There is something to the idea that the president is desperate. Trump’s former lawyer and fixer Michael Cohen today released the introduction to his forthcoming book. It’s a doozy. Cohen claims Trump colluded with the Russians in 2016 to get a “major real estate deal in Moscow…. I know because I personally ran that deal and kept Trump and his children closely informed of all updates, even as the candidate blatantly lied to the American people saying, ‘there’s no Russian collusion, I have no dealings with Russia…there’s no Russia.’”
Cohen says he set up a secret back channel to Vladimir Putin, “stiffed contractors on [Trump’s] behalf, ripped off his business partners, lied to his wife Melania to hide his sexual infidelities, and bullied and screamed at anyone who threatened Trump’s path to power.

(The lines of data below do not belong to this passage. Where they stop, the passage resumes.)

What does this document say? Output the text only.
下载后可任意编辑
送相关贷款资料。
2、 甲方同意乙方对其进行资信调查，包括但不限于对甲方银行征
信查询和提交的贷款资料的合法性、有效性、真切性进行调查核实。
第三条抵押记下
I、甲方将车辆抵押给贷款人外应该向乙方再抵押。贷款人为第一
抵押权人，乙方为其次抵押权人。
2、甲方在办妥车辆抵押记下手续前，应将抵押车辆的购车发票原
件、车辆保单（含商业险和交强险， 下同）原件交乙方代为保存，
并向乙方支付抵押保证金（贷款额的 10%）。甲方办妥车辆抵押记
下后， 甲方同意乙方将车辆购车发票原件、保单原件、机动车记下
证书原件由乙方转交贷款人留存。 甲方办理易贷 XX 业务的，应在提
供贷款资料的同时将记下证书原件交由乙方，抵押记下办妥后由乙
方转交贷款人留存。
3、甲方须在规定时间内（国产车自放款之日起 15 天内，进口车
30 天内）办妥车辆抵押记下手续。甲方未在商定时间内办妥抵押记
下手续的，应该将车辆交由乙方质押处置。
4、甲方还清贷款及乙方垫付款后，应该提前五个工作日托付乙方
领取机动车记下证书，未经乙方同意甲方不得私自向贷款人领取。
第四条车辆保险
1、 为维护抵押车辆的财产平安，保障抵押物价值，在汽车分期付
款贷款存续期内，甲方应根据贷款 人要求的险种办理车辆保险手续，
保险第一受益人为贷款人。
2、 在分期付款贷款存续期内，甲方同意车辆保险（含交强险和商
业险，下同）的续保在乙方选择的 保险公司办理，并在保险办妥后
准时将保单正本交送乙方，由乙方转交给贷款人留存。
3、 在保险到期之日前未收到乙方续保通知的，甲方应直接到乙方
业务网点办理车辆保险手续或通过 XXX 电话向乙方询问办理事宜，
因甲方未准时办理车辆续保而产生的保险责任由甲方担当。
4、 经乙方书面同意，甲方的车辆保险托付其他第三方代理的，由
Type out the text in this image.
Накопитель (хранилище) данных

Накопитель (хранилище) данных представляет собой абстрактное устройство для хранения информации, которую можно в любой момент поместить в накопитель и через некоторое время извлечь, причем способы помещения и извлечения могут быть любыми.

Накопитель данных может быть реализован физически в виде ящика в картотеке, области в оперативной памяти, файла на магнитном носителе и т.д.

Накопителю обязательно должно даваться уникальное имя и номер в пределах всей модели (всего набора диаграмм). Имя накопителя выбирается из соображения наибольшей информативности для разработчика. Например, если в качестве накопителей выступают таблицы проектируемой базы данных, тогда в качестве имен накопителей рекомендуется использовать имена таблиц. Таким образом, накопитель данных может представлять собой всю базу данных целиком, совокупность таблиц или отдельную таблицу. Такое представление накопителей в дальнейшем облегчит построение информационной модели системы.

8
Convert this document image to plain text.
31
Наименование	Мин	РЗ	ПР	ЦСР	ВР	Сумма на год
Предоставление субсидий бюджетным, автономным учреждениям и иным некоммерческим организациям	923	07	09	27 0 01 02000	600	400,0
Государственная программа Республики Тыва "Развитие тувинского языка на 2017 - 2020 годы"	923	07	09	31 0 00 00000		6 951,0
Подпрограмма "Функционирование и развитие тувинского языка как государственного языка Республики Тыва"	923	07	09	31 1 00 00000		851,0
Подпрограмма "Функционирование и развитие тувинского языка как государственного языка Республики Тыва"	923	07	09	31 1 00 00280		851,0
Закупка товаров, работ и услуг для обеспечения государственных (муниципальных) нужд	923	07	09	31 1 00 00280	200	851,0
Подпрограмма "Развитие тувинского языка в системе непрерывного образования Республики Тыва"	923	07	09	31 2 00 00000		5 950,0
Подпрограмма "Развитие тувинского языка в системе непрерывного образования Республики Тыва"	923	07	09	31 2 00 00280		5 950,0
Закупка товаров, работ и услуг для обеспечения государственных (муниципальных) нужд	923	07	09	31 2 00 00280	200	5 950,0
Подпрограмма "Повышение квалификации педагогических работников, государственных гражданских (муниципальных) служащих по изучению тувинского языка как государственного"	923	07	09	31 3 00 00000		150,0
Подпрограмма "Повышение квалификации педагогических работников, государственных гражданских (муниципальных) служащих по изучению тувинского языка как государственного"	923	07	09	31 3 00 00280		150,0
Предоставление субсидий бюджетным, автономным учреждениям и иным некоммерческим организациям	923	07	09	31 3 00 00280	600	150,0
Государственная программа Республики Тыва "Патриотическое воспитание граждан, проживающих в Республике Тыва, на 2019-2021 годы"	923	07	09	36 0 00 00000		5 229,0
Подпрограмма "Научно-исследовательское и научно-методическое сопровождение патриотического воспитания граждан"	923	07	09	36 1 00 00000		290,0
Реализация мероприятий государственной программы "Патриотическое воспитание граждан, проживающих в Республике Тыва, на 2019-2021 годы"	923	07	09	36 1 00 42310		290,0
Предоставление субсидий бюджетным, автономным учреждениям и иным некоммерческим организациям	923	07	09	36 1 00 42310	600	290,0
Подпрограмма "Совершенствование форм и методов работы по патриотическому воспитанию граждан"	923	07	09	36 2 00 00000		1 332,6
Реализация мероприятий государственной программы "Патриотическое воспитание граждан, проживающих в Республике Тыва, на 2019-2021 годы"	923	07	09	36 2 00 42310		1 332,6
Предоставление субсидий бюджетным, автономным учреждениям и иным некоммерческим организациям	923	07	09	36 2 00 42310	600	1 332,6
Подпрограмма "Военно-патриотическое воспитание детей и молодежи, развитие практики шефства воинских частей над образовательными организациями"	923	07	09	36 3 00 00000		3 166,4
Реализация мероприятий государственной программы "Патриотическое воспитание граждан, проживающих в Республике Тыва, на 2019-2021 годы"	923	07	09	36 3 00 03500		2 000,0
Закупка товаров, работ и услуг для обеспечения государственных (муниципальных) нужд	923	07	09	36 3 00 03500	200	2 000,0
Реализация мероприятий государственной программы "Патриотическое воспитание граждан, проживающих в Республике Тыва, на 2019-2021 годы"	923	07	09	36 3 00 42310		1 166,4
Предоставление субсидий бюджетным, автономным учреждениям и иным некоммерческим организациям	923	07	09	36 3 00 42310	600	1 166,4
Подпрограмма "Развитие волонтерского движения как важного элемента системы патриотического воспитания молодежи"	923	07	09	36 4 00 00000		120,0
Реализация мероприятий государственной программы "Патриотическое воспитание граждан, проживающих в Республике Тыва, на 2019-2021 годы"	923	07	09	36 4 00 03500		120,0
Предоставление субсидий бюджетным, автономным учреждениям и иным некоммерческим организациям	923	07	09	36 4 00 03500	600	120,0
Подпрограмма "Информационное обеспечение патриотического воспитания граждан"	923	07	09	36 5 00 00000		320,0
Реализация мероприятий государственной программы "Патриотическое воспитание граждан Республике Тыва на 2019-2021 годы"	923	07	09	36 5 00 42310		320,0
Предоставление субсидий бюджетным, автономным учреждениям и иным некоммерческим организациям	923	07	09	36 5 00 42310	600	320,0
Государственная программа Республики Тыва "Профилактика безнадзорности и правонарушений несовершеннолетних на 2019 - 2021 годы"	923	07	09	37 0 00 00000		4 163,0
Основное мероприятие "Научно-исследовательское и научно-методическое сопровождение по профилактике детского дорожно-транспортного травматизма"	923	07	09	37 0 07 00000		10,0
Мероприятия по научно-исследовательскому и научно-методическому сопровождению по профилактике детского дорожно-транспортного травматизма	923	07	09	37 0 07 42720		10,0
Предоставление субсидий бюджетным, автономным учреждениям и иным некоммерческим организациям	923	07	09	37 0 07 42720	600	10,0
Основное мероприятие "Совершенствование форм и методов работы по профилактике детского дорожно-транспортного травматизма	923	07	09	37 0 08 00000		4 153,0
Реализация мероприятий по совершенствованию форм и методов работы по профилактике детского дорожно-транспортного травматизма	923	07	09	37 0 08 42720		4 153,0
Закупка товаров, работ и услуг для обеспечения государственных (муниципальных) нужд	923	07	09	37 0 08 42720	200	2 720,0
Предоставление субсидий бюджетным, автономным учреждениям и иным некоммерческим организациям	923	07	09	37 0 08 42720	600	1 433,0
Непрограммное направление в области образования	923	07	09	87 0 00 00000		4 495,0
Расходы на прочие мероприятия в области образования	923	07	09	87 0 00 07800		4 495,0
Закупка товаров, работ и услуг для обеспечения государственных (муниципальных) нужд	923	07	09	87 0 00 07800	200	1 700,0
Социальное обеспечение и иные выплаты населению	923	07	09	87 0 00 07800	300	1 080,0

From golden showers in a sex club in Vegas, to tax fraud, to deals with corrupt officials from the former Soviet Union, to catch and kill conspiracies to silence Trump’s clandestine lovers, I wasn’t just a witness to the president’s rise—I was an active and eager participant.”
Cohen’s book, Disloyal, is due out in September.
Garrett Haake @GarrettHaakeThat's all folks: McConnell sends the Senate home for the month, saying on the floor that if a COVID relief deal is reached, Senators will get at least 24 hours notice to return for a vote.